The facility was also found to have discriminated against the individual
when it removed her assigned EEO Counselor duties when she filed an
EEO Complaint. The facility was ordered to provide complainant with
a religious accommodation. The agency was also ordered to cease its
policy of suspending EEO Counselors from the performance of their EEO
Counseling duties pending the outcome of their complaints, restore
complainant's EEO Counseling duties, and update any documentation
reflecting the reinstatement of her duties during the time they
were removed. The facility was ordered to conduct training for the
responsible management officials, and post this notice. The facility
was also ordered to pay complainant's reasonable attorney's fees and
proven compensatory damages.
The facility will not in any manner restrain, interfere, coerce,
or retaliate against any individual who exercises his or her
right to oppose practices made unlawful by, or who participates in
proceedings pursuant to, Federal equal employment opportunity law.
_________________________
Date Posted: ____________________
Posting Expires: _________________
29 C.F.R. Part 16141While the agency was in the process of completing the
supplemental investigation, complainant filed a Petition for Enforcement
(04970026). In light of the agency's completion of the supplemental
investigation, we have closed the Petition for Enforcement. We note
however, that complainant's arguments in her petition were considered
herein.
2The unsatisfactory performance log entry was the subject of a grievance,
and therefore, is not at issue here.
3There was testimony from complainant's prior supervisor that revealed
complainant did spend time in the Chapel, where she was seen praying or
counseling with inmates and co-workers. Complainant was instructed not
to spend excessive time in the Chapel by her prior supervisor and not to
pray with inmates. The record also reveals, however, that complainant
was required to be in the Chapel as part of rotation duties, and spent
time in the Chapel during off-duty times. The agency did not provide
sufficient evidence that persuasively revealed whether complainant was
seen in the Chapel on her own time with voluntary participants, or not.

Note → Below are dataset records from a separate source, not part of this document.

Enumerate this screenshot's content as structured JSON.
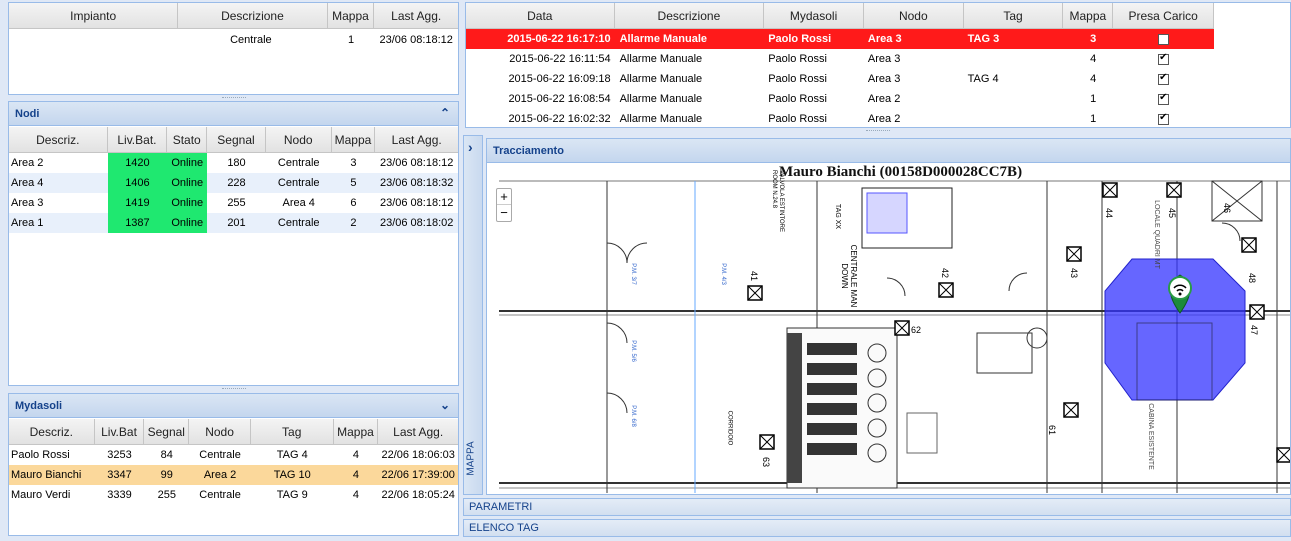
{
  "impianto": {
    "columns": [
      "Impianto",
      "Descrizione",
      "Mappa",
      "Last Agg."
    ],
    "rows": [
      {
        "impianto": "",
        "descrizione": "Centrale",
        "mappa": "1",
        "last": "23/06 08:18:12"
      }
    ]
  },
  "nodi": {
    "title": "Nodi",
    "columns": [
      "Descriz.",
      "Liv.Bat.",
      "Stato",
      "Segnal",
      "Nodo",
      "Mappa",
      "Last Agg."
    ],
    "rows": [
      {
        "descr": "Area 2",
        "bat": "1420",
        "stato": "Online",
        "segnal": "180",
        "nodo": "Centrale",
        "mappa": "3",
        "last": "23/06 08:18:12"
      },
      {
        "descr": "Area 4",
        "bat": "1406",
        "stato": "Online",
        "segnal": "228",
        "nodo": "Centrale",
        "mappa": "5",
        "last": "23/06 08:18:32"
      },
      {
        "descr": "Area 3",
        "bat": "1419",
        "stato": "Online",
        "segnal": "255",
        "nodo": "Area 4",
        "mappa": "6",
        "last": "23/06 08:18:12"
      },
      {
        "descr": "Area 1",
        "bat": "1387",
        "stato": "Online",
        "segnal": "201",
        "nodo": "Centrale",
        "mappa": "2",
        "last": "23/06 08:18:02"
      }
    ]
  },
  "mydasoli": {
    "title": "Mydasoli",
    "columns": [
      "Descriz.",
      "Liv.Bat",
      "Segnal",
      "Nodo",
      "Tag",
      "Mappa",
      "Last Agg."
    ],
    "rows": [
      {
        "descr": "Paolo Rossi",
        "bat": "3253",
        "segnal": "84",
        "nodo": "Centrale",
        "tag": "TAG 4",
        "mappa": "4",
        "last": "22/06 18:06:03"
      },
      {
        "descr": "Mauro Bianchi",
        "bat": "3347",
        "segnal": "99",
        "nodo": "Area 2",
        "tag": "TAG 10",
        "mappa": "4",
        "last": "22/06 17:39:00"
      },
      {
        "descr": "Mauro Verdi",
        "bat": "3339",
        "segnal": "255",
        "nodo": "Centrale",
        "tag": "TAG 9",
        "mappa": "4",
        "last": "22/06 18:05:24"
      }
    ]
  },
  "allarmi": {
    "columns": [
      "Data",
      "Descrizione",
      "Mydasoli",
      "Nodo",
      "Tag",
      "Mappa",
      "Presa Carico"
    ],
    "rows": [
      {
        "data": "2015-06-22 16:17:10",
        "descr": "Allarme Manuale",
        "myda": "Paolo Rossi",
        "nodo": "Area 3",
        "tag": "TAG 3",
        "mappa": "3",
        "presa": false
      },
      {
        "data": "2015-06-22 16:11:54",
        "descr": "Allarme Manuale",
        "myda": "Paolo Rossi",
        "nodo": "Area 3",
        "tag": "",
        "mappa": "4",
        "presa": true
      },
      {
        "data": "2015-06-22 16:09:18",
        "descr": "Allarme Manuale",
        "myda": "Paolo Rossi",
        "nodo": "Area 3",
        "tag": "TAG 4",
        "mappa": "4",
        "presa": true
      },
      {
        "data": "2015-06-22 16:08:54",
        "descr": "Allarme Manuale",
        "myda": "Paolo Rossi",
        "nodo": "Area 2",
        "tag": "",
        "mappa": "1",
        "presa": true
      },
      {
        "data": "2015-06-22 16:02:32",
        "descr": "Allarme Manuale",
        "myda": "Paolo Rossi",
        "nodo": "Area 2",
        "tag": "",
        "mappa": "1",
        "presa": true
      }
    ]
  },
  "tracciamento": {
    "title": "Tracciamento",
    "map_title": "Mauro Bianchi (00158D000028CC7B)",
    "zoom_in": "+",
    "zoom_out": "−",
    "collapse_arrow": "›",
    "mappa_vertical": "MAPPA",
    "room_numbers": [
      "44",
      "45",
      "41",
      "42",
      "43",
      "47",
      "62",
      "61",
      "63",
      "46",
      "48"
    ],
    "plan_labels": [
      "CENTRALE MAN DOWN",
      "LOCALE QUADRI MT",
      "CABINA ESISTENTE",
      "TAG XX",
      "VALVOLA ESTINTORE ROOM N.24.8",
      "CORRIDOIO",
      "P.M. 3/7",
      "P.M. 5/6",
      "P.M. 6/8",
      "P.M. 4/3"
    ]
  },
  "bottom_bars": {
    "parametri": "PARAMETRI",
    "elenco_tag": "ELENCO TAG"
  },
  "colors": {
    "alarm_row": "#ff1a1a",
    "online": "#1fe870",
    "selected_row": "#fbd89b",
    "zone": "#3333ff"
  }
}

4We note that our decision in this case might have been different had
the evidence revealed complainant engaged in religious counseling or
proselytizing of inmates and had been instructed not to do so. See e.g.,
Eric High v. Department of Defense, EEOC Appeal No. 03960036 (April 18,
1996)(removal of teacher who lectured about Christian and moral values
after he was instructed not to did not violate Title VII); Spratt
v. County of Kent, 621 F.Supp. 594 (1985)(discharge of social worker
for his inclusion of religious practices in counseling of inmates did
not constitute unlawful religious discrimination); Baz v. Walters, 599
F.Supp. 614 (D.C.Ill. 1984)(discharge of government chaplain appropriate
when chaplain continued to evangelize and proselytize against orders).